É o que veremos adiante, ao tratarmos do filho e sucessor de Duarte, Jorge de Albuquerque Coelho.

As brasileiras vistas por um europeu

O florentino Américo Vespuccio, que de tanto escrever sobre o Novo Mundo acabou lhe emprestando seu nome, anotou: “as índias andam sempre nuas e são libidinosas. Não têm nada defeituoso em seus corpos formosos e limpos, nem são grosseiras, como se poderiam supor (…). Uma coisa nos pareceu milagrosa: que entre elas nenhuma tinha os peitos caídos. E as que haviam parido, pela forma do ventre e na estreiteza de certas partes do corpo, as quais, por pudor, não menciono, não se diferenciavam em nada das virgens”.

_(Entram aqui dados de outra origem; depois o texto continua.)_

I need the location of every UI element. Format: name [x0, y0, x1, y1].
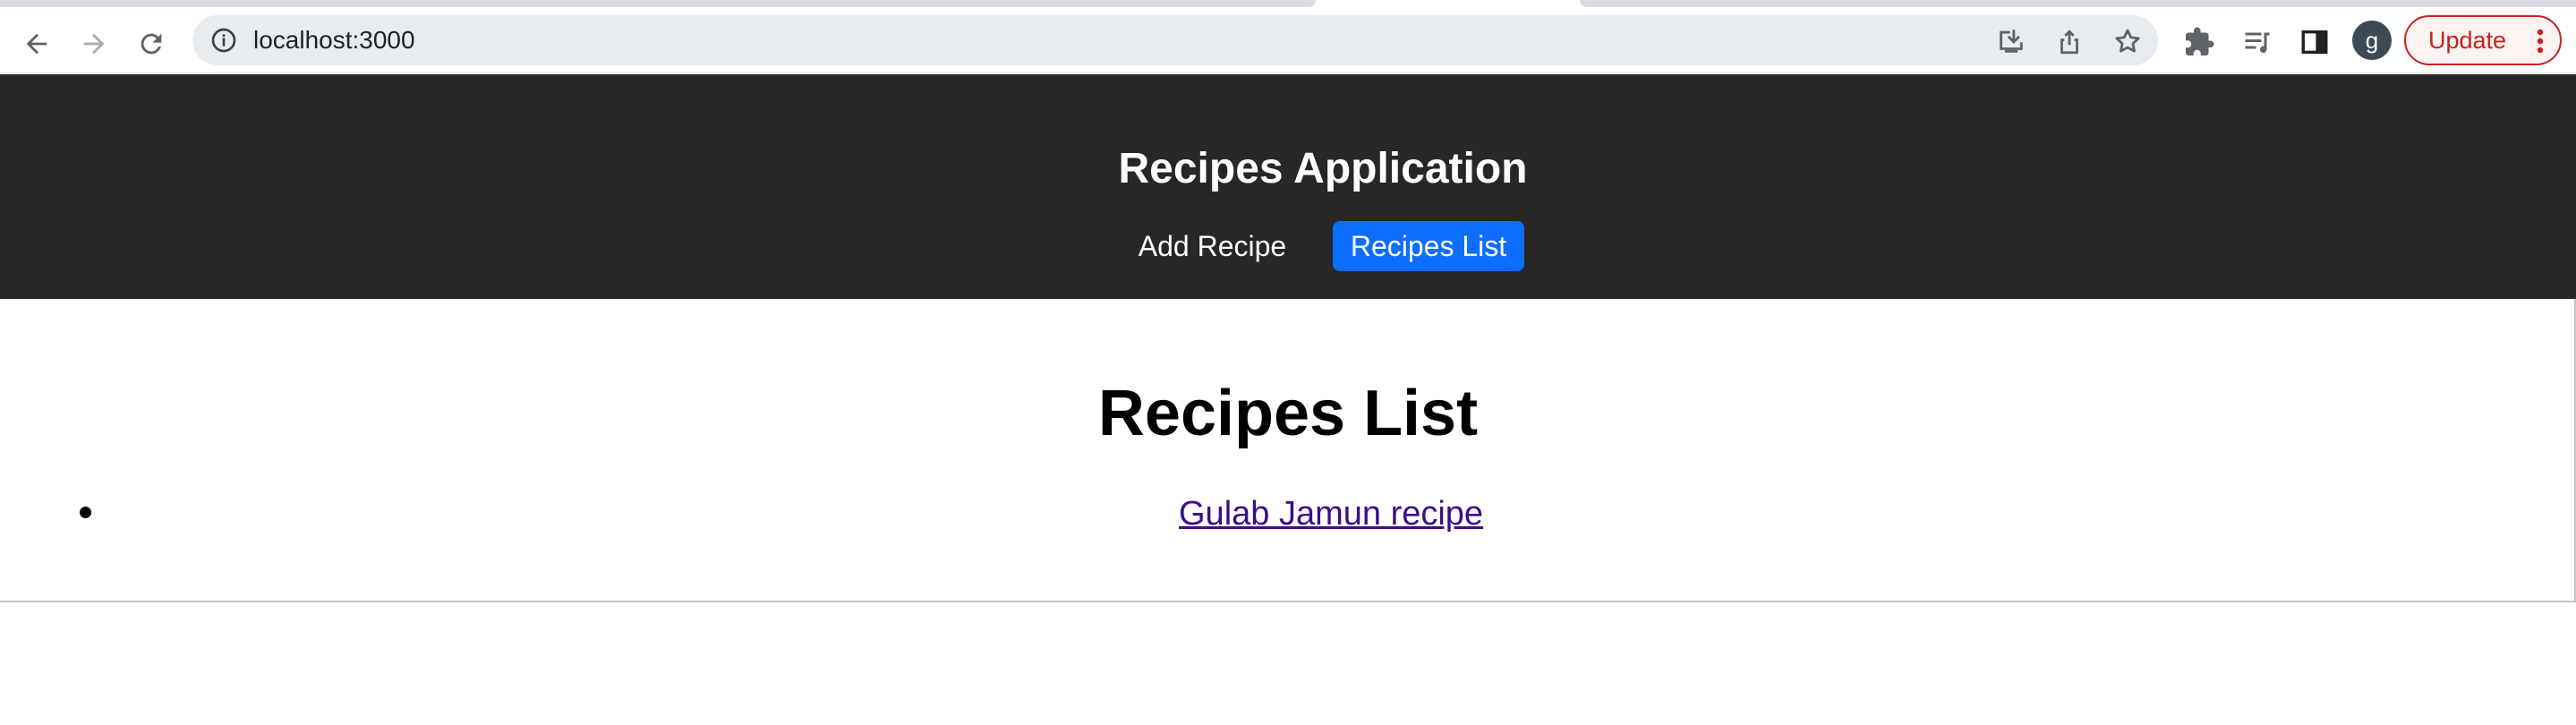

A primeira "PPP" (parceria público-privada) do Brasil

O pequenino Portugal não dispunha de recursos para colonizar o imenso território que chamava de seu. E os franceses insistiam em estabelecer feitorias por lá, de onde traziam pau-brasil, algodão, papagaios, plumas, peles e couros negociados com os índios. Então, em 1534, o rei D. João III resolveu doar grandes lotes de terra a quem se dispusesse a colonizá-los, que seriam herdados pelos seus descendentes. Já o capital para financiar essa empreitada seria fornecido principalmente por judeus expulsos de Portugal pela Inquisição e estabelecidos na Holanda.